Genome Metadata

Overview

Genome Metadata is additional information about genomes beyond the genome sequence and annotations linked to the sequence. Genome metadata on consists of dozens of metadata fields, called attributes, which are organized into the following seven broad categories: Organism Info, Isolate Info, Host Info, Sequence Info, Phenotype Info, Project Info, and Other.

See also

Accessing Genome Metadata

Genome metadata can be accessed in multiple ways:

  • Clicking the Overview Tab in Genome View: Displays summary information about the genome, including associated metadata. Note that metadata fields that do not contain values are not displayed. See Genome Page Overview.

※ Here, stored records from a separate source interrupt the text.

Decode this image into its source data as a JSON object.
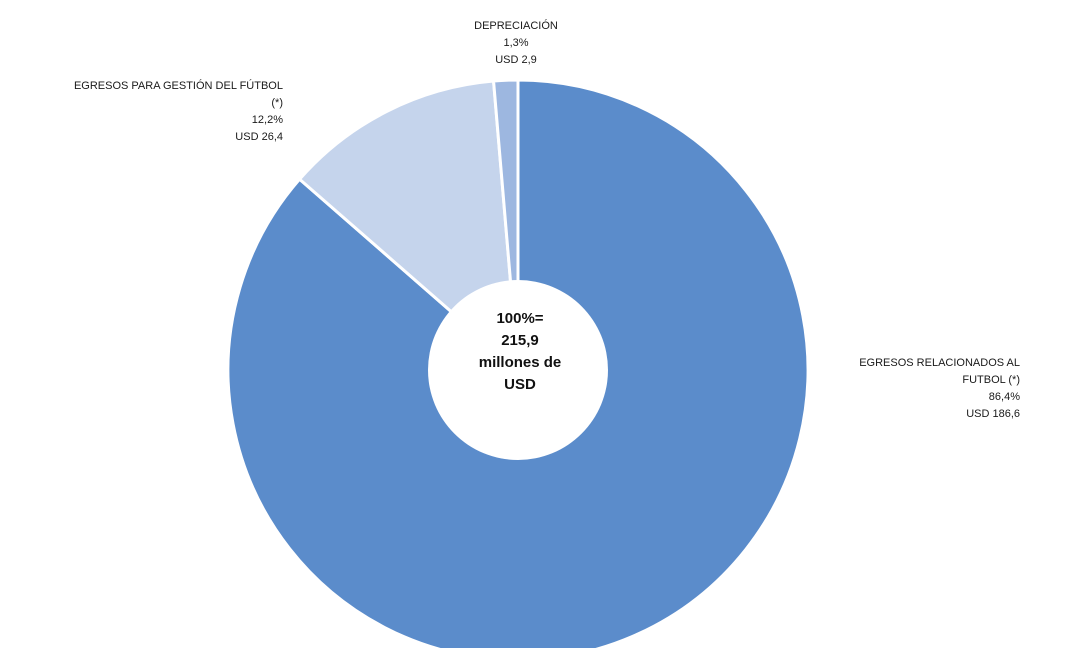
{
  "chart_data": {
    "type": "pie",
    "donut": true,
    "title": "",
    "center_lines": [
      "100%=",
      "215,9",
      "millones de",
      "USD"
    ],
    "slices": [
      {
        "name_lines": [
          "EGRESOS RELACIONADOS AL",
          "FUTBOL (*)"
        ],
        "percent_label": "86,4%",
        "amount_label": "USD 186,6",
        "value": 186.6,
        "percent": 86.4,
        "color": "#5b8ccb"
      },
      {
        "name_lines": [
          "EGRESOS PARA GESTIÓN DEL FÚTBOL",
          "(*)"
        ],
        "percent_label": "12,2%",
        "amount_label": "USD 26,4",
        "value": 26.4,
        "percent": 12.2,
        "color": "#c5d4ec"
      },
      {
        "name_lines": [
          "DEPRECIACIÓN"
        ],
        "percent_label": "1,3%",
        "amount_label": "USD 2,9",
        "value": 2.9,
        "percent": 1.3,
        "color": "#9db7e0"
      }
    ],
    "start_angle": "12 o'clock",
    "direction": "clockwise",
    "legend": "none",
    "background": "#ffffff",
    "hole_color": "#ffffff"
  }
}
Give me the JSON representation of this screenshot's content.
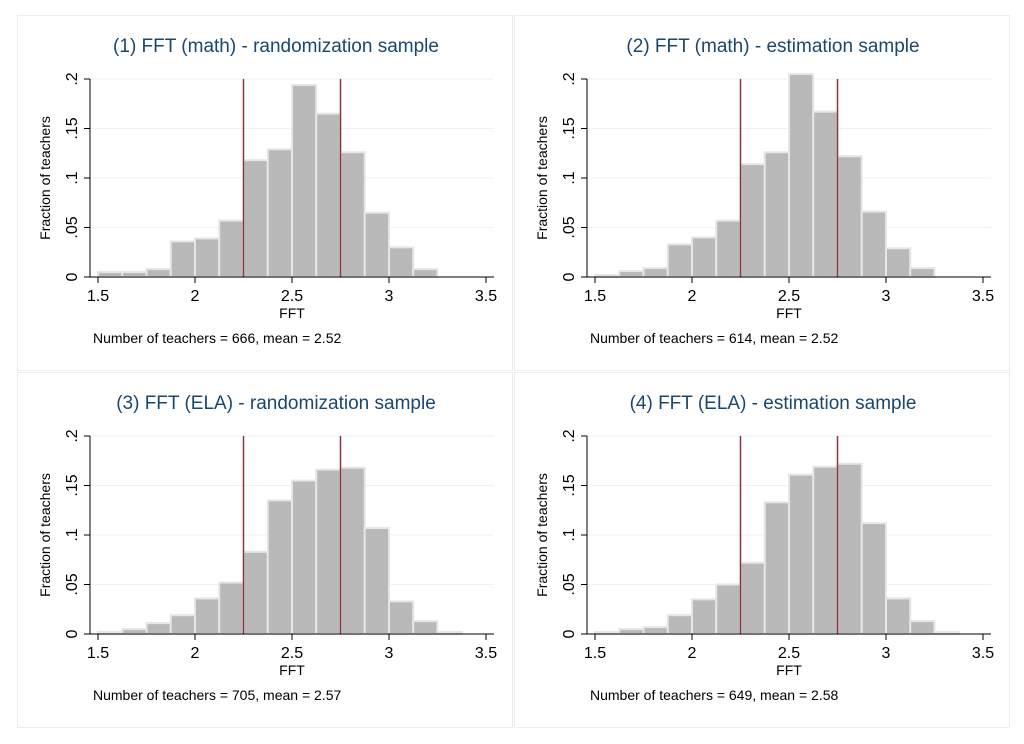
{
  "colors": {
    "bar_fill": "#b9b9b9",
    "bar_stroke": "#e6e6e6",
    "vline": "#90353b",
    "grid": "#eaf2f3",
    "title": "#1a476f"
  },
  "chart_data": [
    {
      "type": "bar",
      "title": "(1) FFT (math) - randomization sample",
      "xlabel": "FFT",
      "ylabel": "Fraction of teachers",
      "xlim": [
        1.5,
        3.5
      ],
      "ylim": [
        0,
        0.2
      ],
      "x_ticks": [
        "1.5",
        "2",
        "2.5",
        "3",
        "3.5"
      ],
      "y_ticks": [
        "0",
        ".05",
        ".1",
        ".15",
        ".2"
      ],
      "grid": true,
      "bin_width": 0.125,
      "bin_starts": [
        1.5,
        1.625,
        1.75,
        1.875,
        2.0,
        2.125,
        2.25,
        2.375,
        2.5,
        2.625,
        2.75,
        2.875,
        3.0,
        3.125,
        3.25,
        3.375
      ],
      "values": [
        0.005,
        0.005,
        0.008,
        0.036,
        0.039,
        0.057,
        0.118,
        0.129,
        0.194,
        0.165,
        0.126,
        0.065,
        0.03,
        0.008,
        0.0,
        0.0
      ],
      "vlines": [
        2.25,
        2.75
      ],
      "note": "Number of teachers = 666, mean = 2.52"
    },
    {
      "type": "bar",
      "title": "(2) FFT (math) - estimation sample",
      "xlabel": "FFT",
      "ylabel": "Fraction of teachers",
      "xlim": [
        1.5,
        3.5
      ],
      "ylim": [
        0,
        0.2
      ],
      "x_ticks": [
        "1.5",
        "2",
        "2.5",
        "3",
        "3.5"
      ],
      "y_ticks": [
        "0",
        ".05",
        ".1",
        ".15",
        ".2"
      ],
      "grid": true,
      "bin_width": 0.125,
      "bin_starts": [
        1.5,
        1.625,
        1.75,
        1.875,
        2.0,
        2.125,
        2.25,
        2.375,
        2.5,
        2.625,
        2.75,
        2.875,
        3.0,
        3.125,
        3.25,
        3.375
      ],
      "values": [
        0.002,
        0.006,
        0.009,
        0.033,
        0.04,
        0.057,
        0.114,
        0.126,
        0.205,
        0.167,
        0.122,
        0.066,
        0.029,
        0.009,
        0.0,
        0.0
      ],
      "vlines": [
        2.25,
        2.75
      ],
      "note": "Number of teachers = 614, mean = 2.52"
    },
    {
      "type": "bar",
      "title": "(3) FFT (ELA) - randomization sample",
      "xlabel": "FFT",
      "ylabel": "Fraction of teachers",
      "xlim": [
        1.5,
        3.5
      ],
      "ylim": [
        0,
        0.2
      ],
      "x_ticks": [
        "1.5",
        "2",
        "2.5",
        "3",
        "3.5"
      ],
      "y_ticks": [
        "0",
        ".05",
        ".1",
        ".15",
        ".2"
      ],
      "grid": true,
      "bin_width": 0.125,
      "bin_starts": [
        1.5,
        1.625,
        1.75,
        1.875,
        2.0,
        2.125,
        2.25,
        2.375,
        2.5,
        2.625,
        2.75,
        2.875,
        3.0,
        3.125,
        3.25,
        3.375
      ],
      "values": [
        0.002,
        0.005,
        0.011,
        0.019,
        0.036,
        0.052,
        0.083,
        0.135,
        0.155,
        0.166,
        0.168,
        0.107,
        0.033,
        0.013,
        0.002,
        0.0
      ],
      "vlines": [
        2.25,
        2.75
      ],
      "note": "Number of teachers = 705, mean = 2.57"
    },
    {
      "type": "bar",
      "title": "(4) FFT (ELA) - estimation sample",
      "xlabel": "FFT",
      "ylabel": "Fraction of teachers",
      "xlim": [
        1.5,
        3.5
      ],
      "ylim": [
        0,
        0.2
      ],
      "x_ticks": [
        "1.5",
        "2",
        "2.5",
        "3",
        "3.5"
      ],
      "y_ticks": [
        "0",
        ".05",
        ".1",
        ".15",
        ".2"
      ],
      "grid": true,
      "bin_width": 0.125,
      "bin_starts": [
        1.5,
        1.625,
        1.75,
        1.875,
        2.0,
        2.125,
        2.25,
        2.375,
        2.5,
        2.625,
        2.75,
        2.875,
        3.0,
        3.125,
        3.25,
        3.375
      ],
      "values": [
        0.002,
        0.005,
        0.007,
        0.019,
        0.035,
        0.05,
        0.072,
        0.133,
        0.161,
        0.169,
        0.172,
        0.112,
        0.036,
        0.013,
        0.002,
        0.0
      ],
      "vlines": [
        2.25,
        2.75
      ],
      "note": "Number of teachers = 649, mean = 2.58"
    }
  ]
}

  • Clicking the Filter Button above the Genome Table on the Genomes Tab in the Taxon View: Opens a filter panel above the genome list, displaying column names (metadata attributes) from the table and values for those columns with counts of occurence. See Genome Table.

  • Using metadata values in the Global Search: Displays search results of genomes, and other data, containing the terms specified in the search. See Global Search.

  • Useing the column Show/Hide button (+) on top right of the table: opens a selection box for choosing which metadata fields to display in the main table. (shown below). The information is also available on the left-hand side of each Genome Overview tab. When a list of genomes is downloaded, all of the metadata fields are included.

Metadata Fields Show/Hide

Metadata Attributes

  • Organism Attributes: Genome ID, Genome Name, Organism Name, Other Names, NCBI Taxon ID, Taxon Lineage IDs, Taxon Lineage Names, Superkingdon, Kingdom, Phylum, Class, Order, Family, Genus, Species, Genome Status, Strain, Serovar, Biovar, Pathovar, MLST, Segment, Subtype, H_type, N_type, Lineage, Clade, Subclade, Other Typing, Culture Collection, and Type Strain.

  • Isolate Attributes: Isolation Source, Isolation Comments, Collection Date, Collection Year, Season, Isolation Country, Geographic Group, Geographic Location, Latitude, Longitude, Altitude, Depth, and Other Environmental.

  • Host Attributes: Host Name, Host Common Name, Host Gender, Host Age, Host Health, Host Group, Lab Host, Passage, Body Sample Site, Body Sample Subsite, and Other Clinical.

  • Sequence Attributes: Sequencing Center, Sequencing Status, Sequencing Platform, Sequencing Depth, Assembly Method, Chromosome, Plasmids, Contigs, Size, GC Content, Contig L50, Contig N50, TRNA, RRNA, Mat Peptide, CDS, Coarse Consistency, Fine Consistency, CheckM Completeness, CheckM Contamination, Genome and Quality Flags.

  • Phenotype Attributes: Antimicrobial Resistance, Antimicrobial Resistance Evidence, Gram Stain, Cell Shape, Motility, Sporulation, Temperature Range, Optimal Temperature, Salinity, Oxygen Requirement, Habitat, and Disease.

  • Project Attributes: Completion Date, Publication, BioProject Accession, BioSample Accession, Assembly Accession, SRA Accession, GenBank Accessions, and RefSeq Accessions.

  • Other: Additional Metadata, Comments, Date Inserted, Date Modified, Public (true/false), Owner, Members (shared with).

Clinical Metadata

Some clinical metadata that is available for only a subset of the genomes available. This includes typing methods that are specific to a small number of genomes (such as spa type or wzi type), but are still important to researchers. These data are stored as a key-value pairs so that the Global Search can find genomes that contain any data for that field (e.g., search for ‘wzi’) or for genomes with specific values for that field (e.g., search for ‘wzi:29’)

Genome Metadata Sources

Genome metadata comes from multiple sources including NCBI’s BioProject database, GenBank records, NIAID Genomic Centers for Infectious Diseases (GCIDs), the Human Microbiome Project, and other data submitters. Following the automated collection, the metadata is manually curated for consistency and accuracy. Updated or additional metadata that is not currently available can be submitted using the BV-BRC helpdesk.